The warranty was in with the price of the van,so I can't say how much it cost but as the van was 10 yrs old I wanted some form of assurance for that 1st year. Incidentally,it's needed nothing since, other than basic service items.
You can only speak as you find,but for me they were vey good.


----------



## Solwaybuggier (Mar 4, 2008)

We had an MB&G warranty (silver) for 12 months included when we bought our van from Tyne Valley Motorhomes - covered a couple of things towards the end of the warranty - it may have helped that TV's then aftersales manager was ex-MB&G and was familiar with the policies.
We did extend it for 24 months, but to be honest it's not really paid off - it includes a lot on the base vehicle side, although not "wear and tear" stuff, but on the hab side there's a lot of exclusions, particularly if your van goes over 6 years old (I think it's 6.)


----------



## erneboy (Feb 8, 2007)

Dick, when Spinney were bringing Frankia vans in they were selling them without manufacturers warranty and instead they gave the Gold warranty from this company. I was not told that till after I had taken delivery of the new van, I was very unhappy. I was wrong the company are fine and have honoured claims without any problem. My three years will soon be up and I will renew. 
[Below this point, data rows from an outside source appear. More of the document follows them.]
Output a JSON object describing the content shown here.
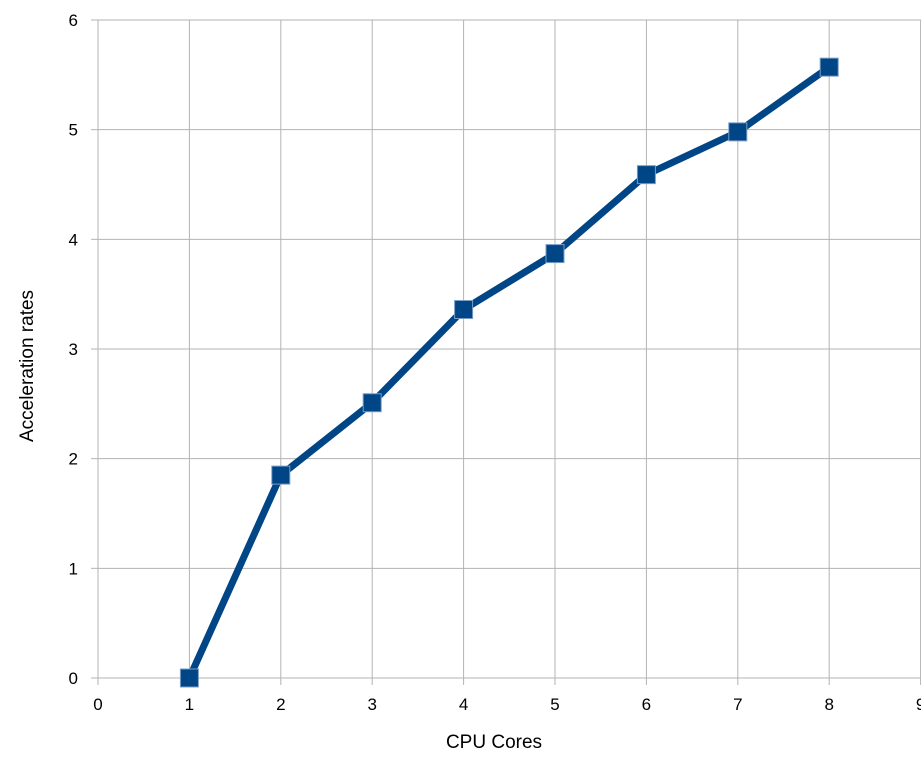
{
  "chart_data": {
    "type": "line",
    "title": "",
    "xlabel": "CPU Cores",
    "ylabel": "Acceleration rates",
    "xlim": [
      0,
      9
    ],
    "ylim": [
      0,
      6
    ],
    "x_ticks": [
      0,
      1,
      2,
      3,
      4,
      5,
      6,
      7,
      8,
      9
    ],
    "y_ticks": [
      0,
      1,
      2,
      3,
      4,
      5,
      6
    ],
    "grid": true,
    "legend": "none",
    "marker": "square",
    "series": [
      {
        "x": [
          1,
          2,
          3,
          4,
          5,
          6,
          7,
          8
        ],
        "values": [
          0,
          1.85,
          2.51,
          3.36,
          3.87,
          4.59,
          4.98,
          5.57
        ],
        "color": "#004586"
      }
    ],
    "colors": {
      "series": "#004586",
      "grid": "#b3b3b3",
      "axis": "#b3b3b3"
    }
  }
}
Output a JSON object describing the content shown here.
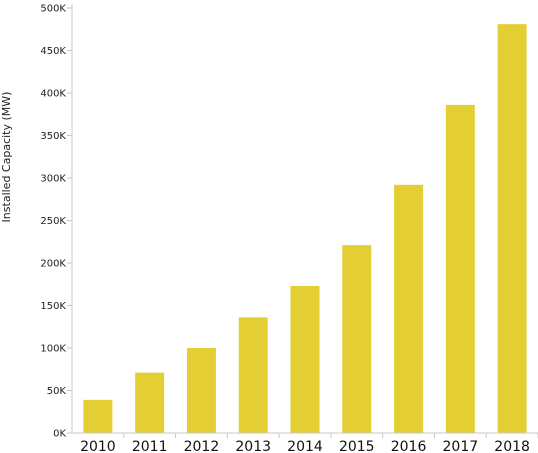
{
  "chart_data": {
    "type": "bar",
    "title": "",
    "xlabel": "",
    "ylabel": "Installed Capacity (MW)",
    "categories": [
      "2010",
      "2011",
      "2012",
      "2013",
      "2014",
      "2015",
      "2016",
      "2017",
      "2018"
    ],
    "series": [
      {
        "values": [
          39000,
          71000,
          100000,
          136000,
          173000,
          221000,
          292000,
          386000,
          481000
        ]
      }
    ],
    "ylim": [
      0,
      500000
    ],
    "yticks": [
      0,
      50000,
      100000,
      150000,
      200000,
      250000,
      300000,
      350000,
      400000,
      450000,
      500000
    ],
    "ytick_labels": [
      "0K",
      "50K",
      "100K",
      "150K",
      "200K",
      "250K",
      "300K",
      "350K",
      "400K",
      "450K",
      "500K"
    ],
    "grid": false,
    "legend": "none",
    "bar_color": "#e3cf33",
    "axis_color": "#c8c8c8"
  }
}
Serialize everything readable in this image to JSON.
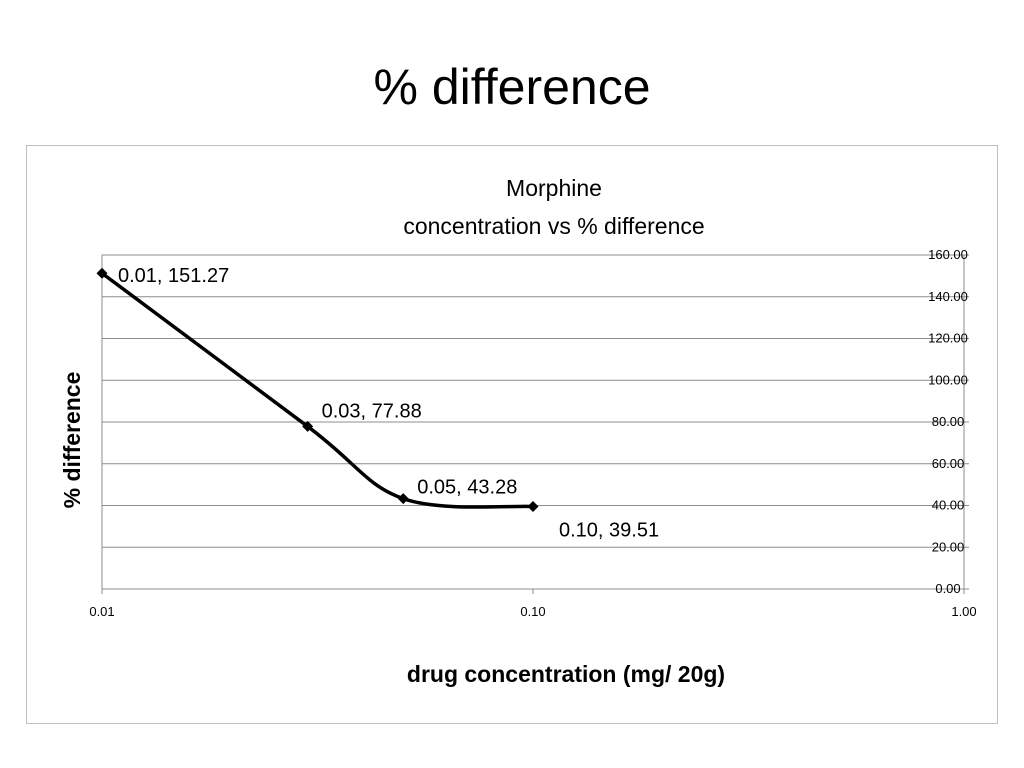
{
  "slide": {
    "title": "% difference"
  },
  "chart_data": {
    "type": "scatter",
    "title_lines": [
      "Morphine",
      "concentration vs % difference"
    ],
    "xlabel": "drug concentration (mg/ 20g)",
    "ylabel": "% difference",
    "x_scale": "log",
    "xlim": [
      0.01,
      1.0
    ],
    "ylim": [
      0,
      160
    ],
    "y_axis_side": "right",
    "x_ticks": [
      "0.01",
      "0.10",
      "1.00"
    ],
    "y_ticks": [
      "0.00",
      "20.00",
      "40.00",
      "60.00",
      "80.00",
      "100.00",
      "120.00",
      "140.00",
      "160.00"
    ],
    "grid": "horizontal",
    "line_smoothed": true,
    "marker": "diamond",
    "series": [
      {
        "points": [
          {
            "x": 0.01,
            "y": 151.27,
            "label": "0.01, 151.27"
          },
          {
            "x": 0.03,
            "y": 77.88,
            "label": "0.03, 77.88"
          },
          {
            "x": 0.05,
            "y": 43.28,
            "label": "0.05, 43.28"
          },
          {
            "x": 0.1,
            "y": 39.51,
            "label": "0.10, 39.51"
          }
        ]
      }
    ],
    "colors": {
      "line": "#000000",
      "grid": "#8c8c8c",
      "frame": "#bfbfbf"
    }
  }
}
The only problem I would have with the deal you are being offered is the claim limit seems rather low. I don't know anything about how they deal with claims on the base vehicle as we still have Fiat warranty on that, Alan.


----------



## motormouth (Jul 3, 2010)

I have my MH covered with MB&G. I have not needed to claim from them as yet but was chatting to the service manager at my local caravan place and he spoke very highly of them. In his words they are one of the few warranty companies that seem to honour claims without much fuss.
There are of course exclusions in the policy but you will get that with any company, but the level of cover does look pretty good to me. 
I think you can go direct to MB&G and buy a policy online so it may be worth looking at that say in 12 months time. I would definitely go with the £1000 per claim for the first year.


----------